I've been trying to programmatically issue MSN Searches and processing
the results. I'm having a hell of a time doing it and was wondering
whether anyone had some coding or debugging advice.
First, I tried wsdl2ruby to generate some classes to work with, but it
pukes:
C:\temp>wsdl2ruby.rb --wsdl
http://soap.search.msn.com/webservices.asmx?wsdl --type client --force
ignored element: {http://www.w3.org/2001/XMLSchema}list
ignored attr: {}default
ignored attr: {http://schemas.xmlsoap.org/ws/2004/08/addressing}Action
I, [2006-10-10T16:36:52.259000 #2608] INFO -- app: Creating class
definition.
W, [2006-10-10T16:36:52.259000 #2608] WARN -- app: File 'default.rb'
exists but overrides it.
F, [2006-10-10T16:36:52.275000 #2608] FATAL -- app: Detected an
exception. Stopping ... incomplete simpleType (ArgumentError)

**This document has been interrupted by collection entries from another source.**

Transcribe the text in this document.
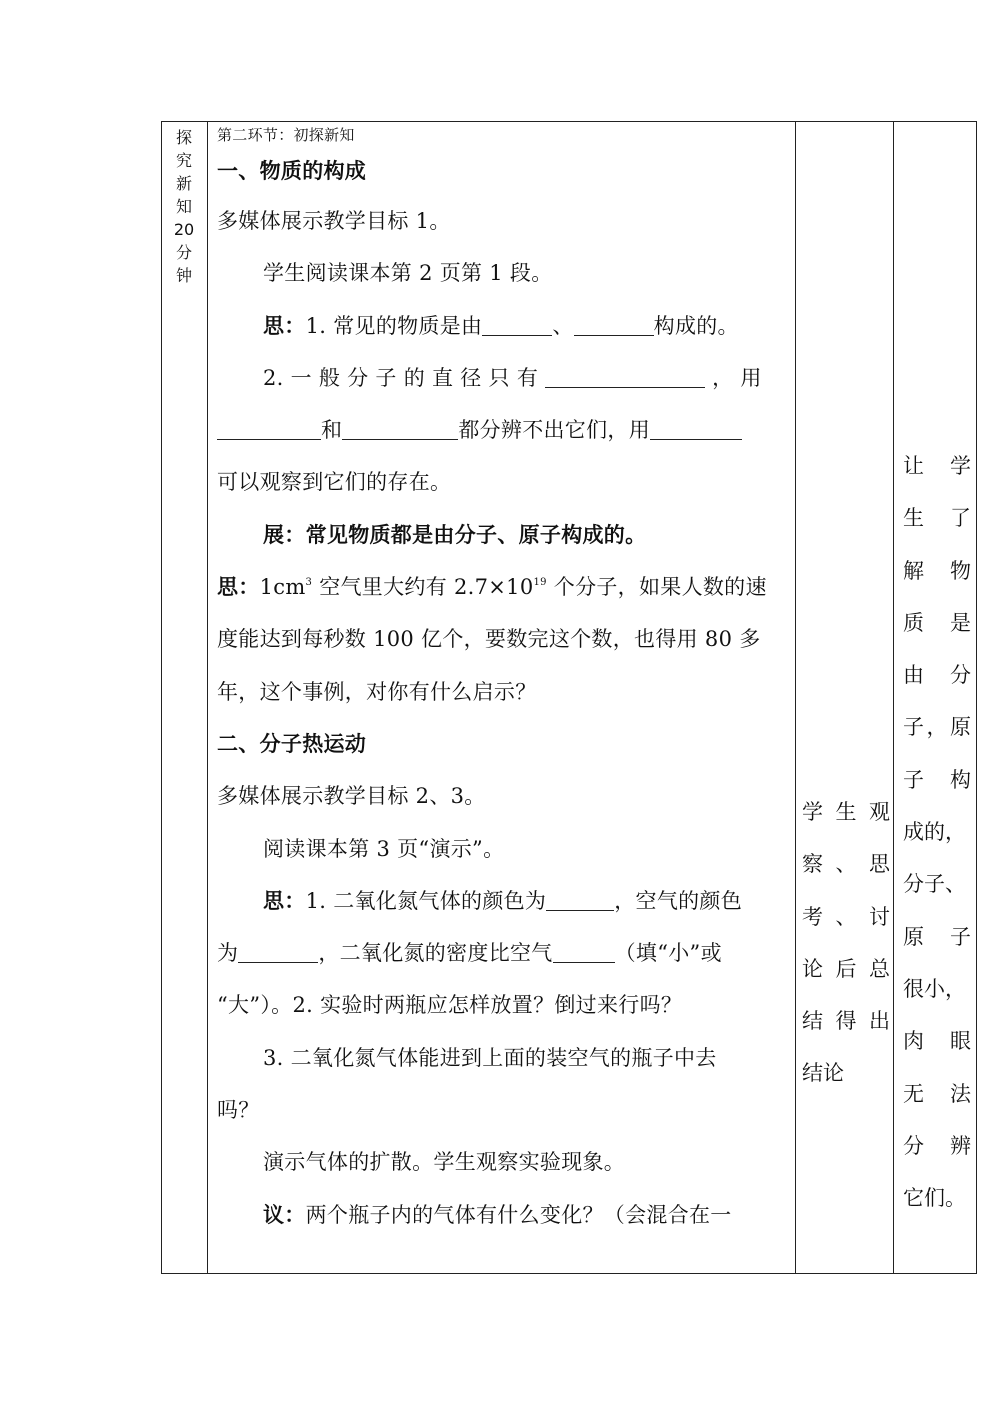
探
究
新
知
20
分
钟
第二环节：初探新知
一、物质的构成
多媒体展示教学目标 1。
学生阅读课本第 2 页第 1 段。
思：1. 常见的物质是由	、	构成的。
2. 一 般 分 子 的 直 径 只 有	， 用
和	都分辨不出它们，用
可以观察到它们的存在。
展：常见物质都是由分子、原子构成的。
思：$1cm^3$ 空气里大约有 $2.7\times 10^{19}$ 个分子，如果人数的速
度能达到每秒数 100 亿个，要数完这个数，也得用 80 多
年，这个事例，对你有什么启示？
二、分子热运动
多媒体展示教学目标 2、3。
阅读课本第 3 页“演示”。
思：1. 二氧化氮气体的颜色为	，空气的颜色
为	，二氧化氮的密度比空气	（填“小”或
“大”）。2. 实验时两瓶应怎样放置？倒过来行吗？
3. 二氧化氮气体能进到上面的装空气的瓶子中去
吗？
演示气体的扩散。学生观察实验现象。
议：两个瓶子内的气体有什么变化？（会混合在一
学生观
察、思
考、讨
论后总
结得出
结论
让学
生了
解物
质是
由分
子，原
子构
成的，
分子、
原子
很小，
肉眼
无法
分辨
它们。
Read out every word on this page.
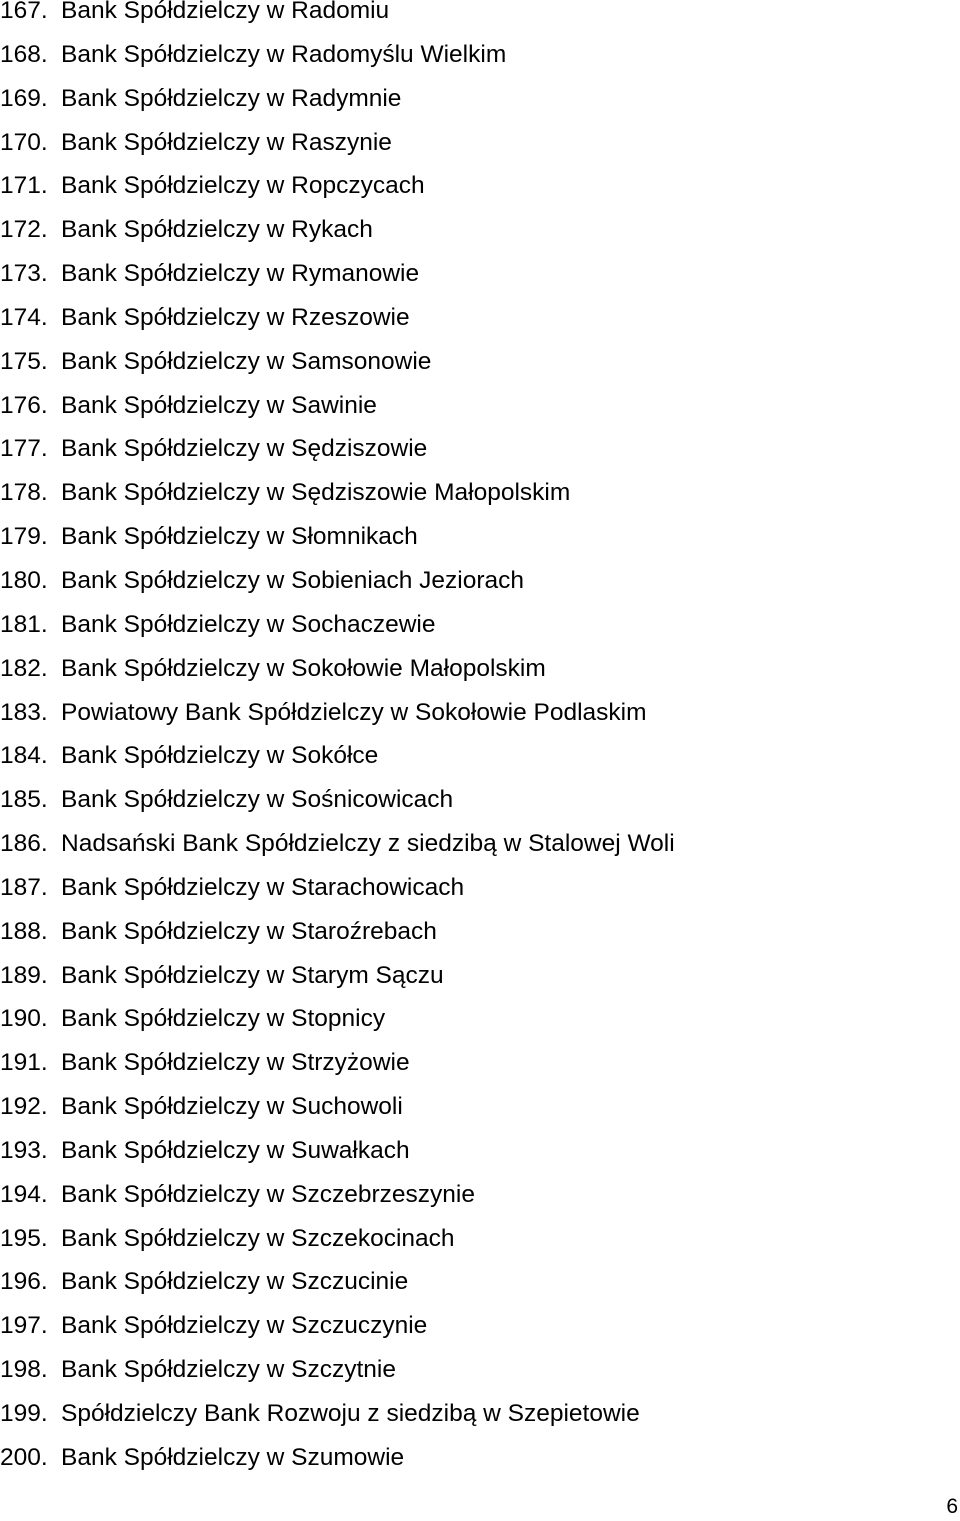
167. Bank Spółdzielczy w Radomiu
168. Bank Spółdzielczy w Radomyślu Wielkim
169. Bank Spółdzielczy w Radymnie
170. Bank Spółdzielczy w Raszynie
171. Bank Spółdzielczy w Ropczycach
172. Bank Spółdzielczy w Rykach
173. Bank Spółdzielczy w Rymanowie
174. Bank Spółdzielczy w Rzeszowie
175. Bank Spółdzielczy w Samsonowie
176. Bank Spółdzielczy w Sawinie
177. Bank Spółdzielczy w Sędziszowie
178. Bank Spółdzielczy w Sędziszowie Małopolskim
179. Bank Spółdzielczy w Słomnikach
180. Bank Spółdzielczy w Sobieniach Jeziorach
181. Bank Spółdzielczy w Sochaczewie
182. Bank Spółdzielczy w Sokołowie Małopolskim
183. Powiatowy Bank Spółdzielczy w Sokołowie Podlaskim
184. Bank Spółdzielczy w Sokółce
185. Bank Spółdzielczy w Sośnicowicach
186. Nadsański Bank Spółdzielczy z siedzibą w Stalowej Woli
187. Bank Spółdzielczy w Starachowicach
188. Bank Spółdzielczy w Staroźrebach
189. Bank Spółdzielczy w Starym Sączu
190. Bank Spółdzielczy w Stopnicy
191. Bank Spółdzielczy w Strzyżowie
192. Bank Spółdzielczy w Suchowoli
193. Bank Spółdzielczy w Suwałkach
194. Bank Spółdzielczy w Szczebrzeszynie
195. Bank Spółdzielczy w Szczekocinach
196. Bank Spółdzielczy w Szczucinie
197. Bank Spółdzielczy w Szczuczynie
198. Bank Spółdzielczy w Szczytnie
199. Spółdzielczy Bank Rozwoju z siedzibą w Szepietowie
200. Bank Spółdzielczy w Szumowie
6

C:/program files/ruby/lib/ruby/1.8/wsdl/xmlSchema/simpleType.rb:33:in
`base'
C:/program files/ruby/lib/ruby/1.8/wsdl/soap/classDefCreator.rb:217:in
[snip]
(BTW, wsdl2ruby works with http://api.google.com/GoogleSearch.wsdl.)
Second, I tried this code:
require 'soap/wsdlDriver'
wsdl_url = 'http://soap.search.msn.com/webservices.asmx?wsdl'
soap = SOAP::WSDLDriverFactory.new( wsdl_url ).create_rpc_driver
msn_params = { 'AppID' => '1064081Cxxxxxxxxxxxxxxxxxxxxxxxxxxxxxxx',
'Query' => 'ruby programming language',
'CultureInfo' => 'en-US',
'SafeSearch' => 'Strict',
'Flags' => 'None',
'Requests' => {
'SourceRequest' => {
'Source' => 'Web',
'Offset' => 0,
'Count' => 10,
'ResultFields' => 'All'
}
}
}
soap.search(:Request => msn_params)
And got this:
irb(main):020:0* soap.search(:Request => msn_params)
ArgumentError: incomplete simpleType from c:/Program F
iles/ruby/lib/ruby/1.8/wsdl/xmlSchema/simpleType.rb:25:in
`check_lexical_fo
rmat'
from c:/Program
Files/ruby/lib/ruby/1.8/soap/mapping/wsdlliteralregistry.rb:113:in
`simpleob
j2soap'
[snip]
Note: the Python equivalent of this code works just fine, so I think it
has something to do with the way Ruby is processing SOAP.
Third, I tried to do it without SOAP:
require 'rubygems'
require 'open-uri'
require 'rubyful_soup'
url =
"http://search.live.com/results.aspx?q=ruby+programming+language&mkt=en-
us&FORM=LVSP&go.x=0&go.y=0&go=Search"
page = open(url)
page_content = page.read
soup = BeautifulSoup.new(page_content)
and I get this:
irb(main):007:0> soup = BeautifulSoup.new(page_content)
ArgumentError: invalid value for Integer: "0183"
from c:/Program
Files/ruby/lib/ruby/gems/1.8/gems/htmltools-1.10/lib/html/sgml-parser.rb
:335
:in `Integer'
from c:/Program
Files/ruby/lib/ruby/gems/1.8/gems/htmltools-1.10/lib/html/sgml-parser.rb
:335
:in `handle_charref'
from c:/Program
Files/ruby/lib/ruby/gems/1.8/gems/htmltools-1.10/lib/html/sgml-parser.rb
:159
:in `goahead'
My next step is do to HTree/REXML, but I'd much rather use SOAP or
BeautifulSoup to do this. Anyone got ideas?